Conoscere se il personale medico che assiste un momento vulnerabile come la scoperta di una gravidanza non pianificata sia o meno obiettore risulta fondamentale quindi, affinché siano garantiti fin dai primi momenti informazione e accompagnamento empatico che incrementano o preservano l’autonomia decisionale, portando a una scelta serena e consapevole.
Decidere se avere o non avere figl* è infatti una scelta che dovrebbe essere presa con tutta l’informazione a disposizione e accompagnata da adeguati pareri professionali. Invece quando ci rivolgiamo a personale medico obiettore incappiamo in domande intrusive o fuorvianti, atteggiamenti stigmatizzanti verso la scelta di interrompere una gravidanza non pianificata, pareri imparziali e personali, informazioni parziali o disinformazione che invalidano a monte la libertà all’autodeterminazione.
Nel caso in cui la persona abbia poi la necessità urgente di praticare un’ IVG, conoscere e quindi evitare il personale obiettore diventa ancor più necessario in quanto permetterebbe di prevenire eventuali ostacoli o problemi di tempistica che troppo spesso rendono l’IVG impraticabile nel nostro paese.

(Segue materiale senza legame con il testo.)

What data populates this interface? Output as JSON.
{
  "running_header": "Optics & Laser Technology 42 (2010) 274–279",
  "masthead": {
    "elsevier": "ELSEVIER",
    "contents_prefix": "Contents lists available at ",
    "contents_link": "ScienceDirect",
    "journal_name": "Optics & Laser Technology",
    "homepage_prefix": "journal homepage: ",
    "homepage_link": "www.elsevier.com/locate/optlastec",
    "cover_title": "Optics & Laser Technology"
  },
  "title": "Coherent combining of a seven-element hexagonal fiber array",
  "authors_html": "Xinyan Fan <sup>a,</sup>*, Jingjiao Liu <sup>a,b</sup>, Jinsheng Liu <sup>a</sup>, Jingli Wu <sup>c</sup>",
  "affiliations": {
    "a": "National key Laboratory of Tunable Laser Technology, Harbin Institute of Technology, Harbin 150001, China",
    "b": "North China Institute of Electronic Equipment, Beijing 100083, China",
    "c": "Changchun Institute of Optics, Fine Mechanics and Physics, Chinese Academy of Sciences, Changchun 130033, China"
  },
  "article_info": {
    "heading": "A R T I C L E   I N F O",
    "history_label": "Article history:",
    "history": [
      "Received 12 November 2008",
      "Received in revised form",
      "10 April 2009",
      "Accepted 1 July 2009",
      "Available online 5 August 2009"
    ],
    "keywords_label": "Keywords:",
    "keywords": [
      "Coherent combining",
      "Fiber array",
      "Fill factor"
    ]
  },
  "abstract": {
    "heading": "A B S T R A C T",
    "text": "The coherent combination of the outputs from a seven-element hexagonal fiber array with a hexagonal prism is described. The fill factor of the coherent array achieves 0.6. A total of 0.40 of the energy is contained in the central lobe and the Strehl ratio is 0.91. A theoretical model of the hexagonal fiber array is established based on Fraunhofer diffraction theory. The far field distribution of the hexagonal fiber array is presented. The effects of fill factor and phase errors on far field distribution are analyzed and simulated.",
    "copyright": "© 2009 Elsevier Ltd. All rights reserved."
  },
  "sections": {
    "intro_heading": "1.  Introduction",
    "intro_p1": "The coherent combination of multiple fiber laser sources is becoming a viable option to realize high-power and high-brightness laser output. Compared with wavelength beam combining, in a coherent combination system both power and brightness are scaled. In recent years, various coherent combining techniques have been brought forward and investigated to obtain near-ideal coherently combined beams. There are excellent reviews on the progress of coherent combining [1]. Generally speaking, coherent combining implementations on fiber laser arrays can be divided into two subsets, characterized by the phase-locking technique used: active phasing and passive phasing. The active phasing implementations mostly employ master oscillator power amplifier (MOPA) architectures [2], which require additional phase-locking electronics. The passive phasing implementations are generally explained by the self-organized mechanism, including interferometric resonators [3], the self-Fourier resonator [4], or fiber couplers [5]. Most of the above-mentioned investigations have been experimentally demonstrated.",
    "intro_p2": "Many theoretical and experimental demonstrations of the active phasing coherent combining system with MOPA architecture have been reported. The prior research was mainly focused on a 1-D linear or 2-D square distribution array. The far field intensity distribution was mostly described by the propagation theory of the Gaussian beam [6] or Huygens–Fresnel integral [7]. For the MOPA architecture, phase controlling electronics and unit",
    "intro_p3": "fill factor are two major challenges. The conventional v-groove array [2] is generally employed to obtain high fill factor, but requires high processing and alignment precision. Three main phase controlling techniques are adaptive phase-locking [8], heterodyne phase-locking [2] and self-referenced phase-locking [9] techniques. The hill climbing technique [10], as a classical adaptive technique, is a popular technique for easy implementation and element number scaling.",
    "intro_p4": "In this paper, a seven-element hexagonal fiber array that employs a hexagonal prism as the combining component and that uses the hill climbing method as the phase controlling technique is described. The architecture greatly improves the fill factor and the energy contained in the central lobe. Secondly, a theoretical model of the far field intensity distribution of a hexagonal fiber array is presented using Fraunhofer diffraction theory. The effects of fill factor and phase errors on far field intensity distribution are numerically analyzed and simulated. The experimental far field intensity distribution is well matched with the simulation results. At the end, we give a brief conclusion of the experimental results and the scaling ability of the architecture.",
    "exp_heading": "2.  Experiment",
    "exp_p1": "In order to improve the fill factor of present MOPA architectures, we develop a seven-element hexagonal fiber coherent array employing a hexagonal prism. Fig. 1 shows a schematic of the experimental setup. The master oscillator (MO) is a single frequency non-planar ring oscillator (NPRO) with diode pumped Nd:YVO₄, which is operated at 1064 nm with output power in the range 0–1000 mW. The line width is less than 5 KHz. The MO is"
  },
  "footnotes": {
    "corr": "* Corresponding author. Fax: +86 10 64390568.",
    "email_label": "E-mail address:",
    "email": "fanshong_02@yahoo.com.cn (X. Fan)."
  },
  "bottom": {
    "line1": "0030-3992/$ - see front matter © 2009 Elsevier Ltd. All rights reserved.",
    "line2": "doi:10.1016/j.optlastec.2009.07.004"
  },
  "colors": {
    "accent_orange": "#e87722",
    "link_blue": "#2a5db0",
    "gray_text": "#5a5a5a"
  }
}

Chiedere al* propri* ginecolog* se è obiettor* inoltre, può aiutare a sensibilizzare il personale obiettore stesso sulla necessità di informare pazienti sulla propria posizione in tempi adeguati ed eventualmente indicare alternative valide per soddisfare le loro esigenze. E’ importante focalizzare la nostra attenzione su tutto il personale medico e non, e sul loro atteggiamento riguardo le scelte sessuali e riproduttive dei corpi con capacità gestante e spingere affinché si crei un registro del personale sanitario che esercita l’obiezione.
Sentirsi in diritto di chiedere a* propri* ginecolog* cosa pensano riguardo l’IVG e soprattutto cosa farebbero se si trovassero di fronte un* paziente che necessita tale pratica per una gravidanza non programmata significa essere consapevoli dei propri diritti sessuali e riproduttivi e poterli esercitare appieno. Significa vigilare sullo stato di salute del diritto a interrompere una gravidanza per tutte quelle persone che ne avranno bisogno, anche se magari non saremo proprio noi direttamente. Significa cominciare a premere sul personale medico-ginecologico riguardo la necessità di un approccio non giudicante su questi temi e dalla parte de* pazienti. Significa cominciare a costruire insieme una cultura di reale apertura verso tematiche di salute sessuale e riproduttiva e le scelte di autodeterminazione sostituendo quella dello stigma che ci opprime da troppo tempo.